With regards to objective two, moderated values of the explanatory variables showed significant improvement with respect to task performances. This implies that, when employees are well paid, in terms of salaries coupled with a conducive working environment (Good leadership styles, personnel policies and procedures, employees selection, nature of work, good technology, good pay and compensation, reward packages, sound organizational policies and supervision), this increases the level of job satisfaction. Employees are motivated to be more committed and dedicated to the aims and objectives of the organization. This positively affects the performance of the organization. This is in tandem with the study of Locke (2016), Michelle (2015), Narjirk (2018) who submitted that, Job satisfaction is actually an enjoyable and exciting emotional condition which someone derives from his/her work. Job satisfaction is important for reducing turnover rate and increasing motivation. Consequently, job satisfaction is considered to be one of the most important elements in the organization

CONCLUSION

Monetary incentive stigma is seen as one of the most important strategies in the human resource management function as it influences the employee performance of the organization. This is believed to shape a work force focused performance. This research work was about monetary reward and employee performance with the role of job satisfaction as moderating effect. The study concluded that fair and just treatment are major factors that motivate employees in organizations. When organizations take cognizance of these factors to be done and actions to be taken to motivate employees, by giving them the best possible rewards they expect, it will lead to high job satisfaction and then employee performance.

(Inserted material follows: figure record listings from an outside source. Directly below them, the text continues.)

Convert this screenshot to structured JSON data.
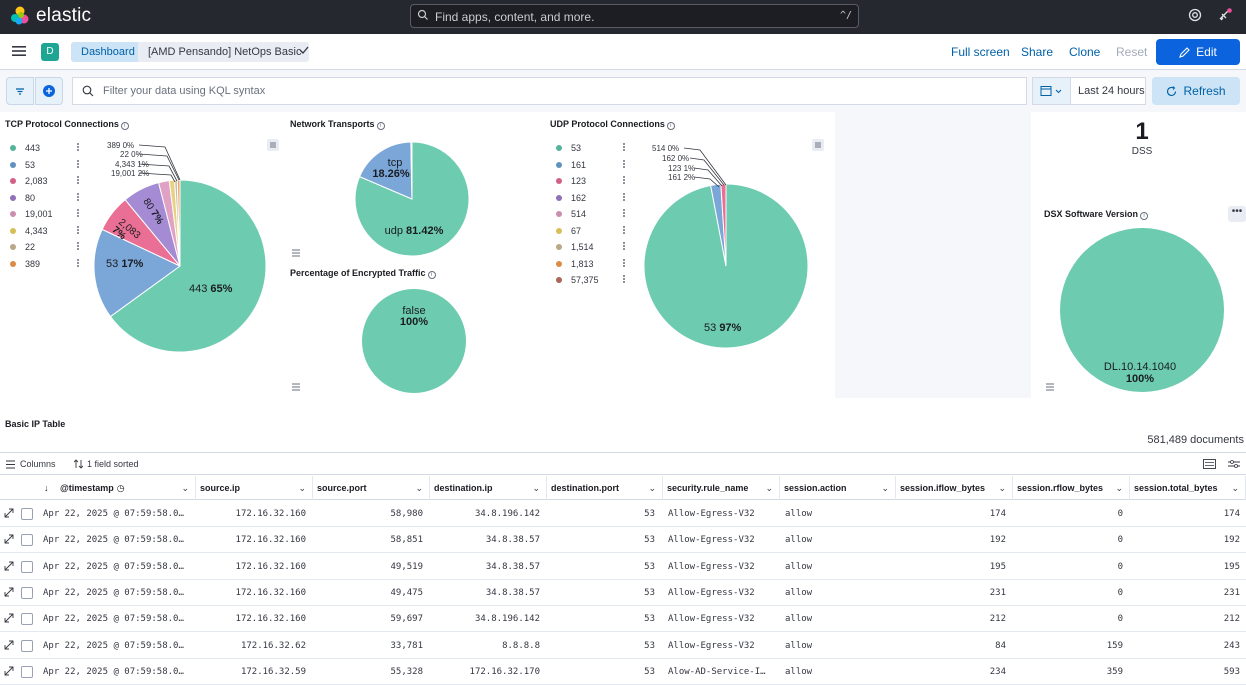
{
  "app": {
    "logo_text": "elastic",
    "search_placeholder": "Find apps, content, and more.",
    "search_shortcut": "^/"
  },
  "nav": {
    "space_initial": "D",
    "breadcrumbs": [
      "Dashboard",
      "[AMD Pensando] NetOps Basic"
    ],
    "links": {
      "full_screen": "Full screen",
      "share": "Share",
      "clone": "Clone",
      "reset": "Reset",
      "edit": "Edit"
    }
  },
  "query": {
    "placeholder": "Filter your data using KQL syntax",
    "date_range": "Last 24 hours",
    "refresh": "Refresh"
  },
  "panels": {
    "tcp": {
      "title": "TCP Protocol Connections",
      "legend": [
        {
          "label": "443",
          "color": "#54b399"
        },
        {
          "label": "53",
          "color": "#6092c0"
        },
        {
          "label": "2,083",
          "color": "#d36086"
        },
        {
          "label": "80",
          "color": "#9170b8"
        },
        {
          "label": "19,001",
          "color": "#ca8eae"
        },
        {
          "label": "4,343",
          "color": "#d6bf57"
        },
        {
          "label": "22",
          "color": "#b9a888"
        },
        {
          "label": "389",
          "color": "#da8b45"
        }
      ],
      "callouts": [
        {
          "label": "389",
          "pct": "0%"
        },
        {
          "label": "22",
          "pct": "0%"
        },
        {
          "label": "4,343",
          "pct": "1%"
        },
        {
          "label": "19,001",
          "pct": "2%"
        }
      ],
      "slice_labels": [
        {
          "label": "443",
          "pct": "65%"
        },
        {
          "label": "53",
          "pct": "17%"
        },
        {
          "label": "2,083",
          "pct": "7%"
        },
        {
          "label": "80",
          "pct": "7%"
        }
      ]
    },
    "transports": {
      "title": "Network Transports",
      "slices": [
        {
          "label": "udp",
          "pct": "81.42%"
        },
        {
          "label": "tcp",
          "pct": "18.26%"
        }
      ]
    },
    "encrypted": {
      "title": "Percentage of Encrypted Traffic",
      "label": "false",
      "pct": "100%"
    },
    "udp": {
      "title": "UDP Protocol Connections",
      "legend": [
        {
          "label": "53",
          "color": "#54b399"
        },
        {
          "label": "161",
          "color": "#6092c0"
        },
        {
          "label": "123",
          "color": "#d36086"
        },
        {
          "label": "162",
          "color": "#9170b8"
        },
        {
          "label": "514",
          "color": "#ca8eae"
        },
        {
          "label": "67",
          "color": "#d6bf57"
        },
        {
          "label": "1,514",
          "color": "#b9a888"
        },
        {
          "label": "1,813",
          "color": "#da8b45"
        },
        {
          "label": "57,375",
          "color": "#aa6556"
        }
      ],
      "callouts": [
        {
          "label": "514",
          "pct": "0%"
        },
        {
          "label": "162",
          "pct": "0%"
        },
        {
          "label": "123",
          "pct": "1%"
        },
        {
          "label": "161",
          "pct": "2%"
        }
      ],
      "main_label": "53",
      "main_pct": "97%"
    },
    "dss": {
      "value": "1",
      "label": "DSS"
    },
    "dsx": {
      "title": "DSX Software Version",
      "label": "DL.10.14.1040",
      "pct": "100%"
    }
  },
  "table": {
    "title": "Basic IP Table",
    "doc_count": "581,489 documents",
    "toolbar": {
      "columns": "Columns",
      "sorted": "1 field sorted"
    },
    "headers": [
      "@timestamp",
      "source.ip",
      "source.port",
      "destination.ip",
      "destination.port",
      "security.rule_name",
      "session.action",
      "session.iflow_bytes",
      "session.rflow_bytes",
      "session.total_bytes"
    ],
    "rows": [
      [
        "Apr 22, 2025 @ 07:59:58.0…",
        "172.16.32.160",
        "58,980",
        "34.8.196.142",
        "53",
        "Allow-Egress-V32",
        "allow",
        "174",
        "0",
        "174"
      ],
      [
        "Apr 22, 2025 @ 07:59:58.0…",
        "172.16.32.160",
        "58,851",
        "34.8.38.57",
        "53",
        "Allow-Egress-V32",
        "allow",
        "192",
        "0",
        "192"
      ],
      [
        "Apr 22, 2025 @ 07:59:58.0…",
        "172.16.32.160",
        "49,519",
        "34.8.38.57",
        "53",
        "Allow-Egress-V32",
        "allow",
        "195",
        "0",
        "195"
      ],
      [
        "Apr 22, 2025 @ 07:59:58.0…",
        "172.16.32.160",
        "49,475",
        "34.8.38.57",
        "53",
        "Allow-Egress-V32",
        "allow",
        "231",
        "0",
        "231"
      ],
      [
        "Apr 22, 2025 @ 07:59:58.0…",
        "172.16.32.160",
        "59,697",
        "34.8.196.142",
        "53",
        "Allow-Egress-V32",
        "allow",
        "212",
        "0",
        "212"
      ],
      [
        "Apr 22, 2025 @ 07:59:58.0…",
        "172.16.32.62",
        "33,781",
        "8.8.8.8",
        "53",
        "Allow-Egress-V32",
        "allow",
        "84",
        "159",
        "243"
      ],
      [
        "Apr 22, 2025 @ 07:59:58.0…",
        "172.16.32.59",
        "55,328",
        "172.16.32.170",
        "53",
        "Alow-AD-Service-I…",
        "allow",
        "234",
        "359",
        "593"
      ]
    ]
  }
}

There is a clear link between employee performance and job satisfaction through monetary reward, it is possible to recognize the existence of a trend that suggest that monetary reward, when both concept have properly designed and manage, these can influence the employees to demonstrate better performance. Convincingly, the significance of effective monetary reward cannot be overemphasized in a bid to attracting and motivating employees for improved job performance. A major task from a human resource management and industrial relations perspective is to understand how to design and administer monetary reward policies that best meet the goals of employers and employees in the employment exchange. In this sense both the employers and the employees benefit and in general positively and significantly influence the overall corporate performance.

RECOMMENDATION

Therefore, the study recommended that the management of pharmaceutical firms should work to ensure that monetary rewards of pharmaceutical firms is fair and equitable, there should be fairness and equity in the pharmaceutical firm’s monetary rewards practices.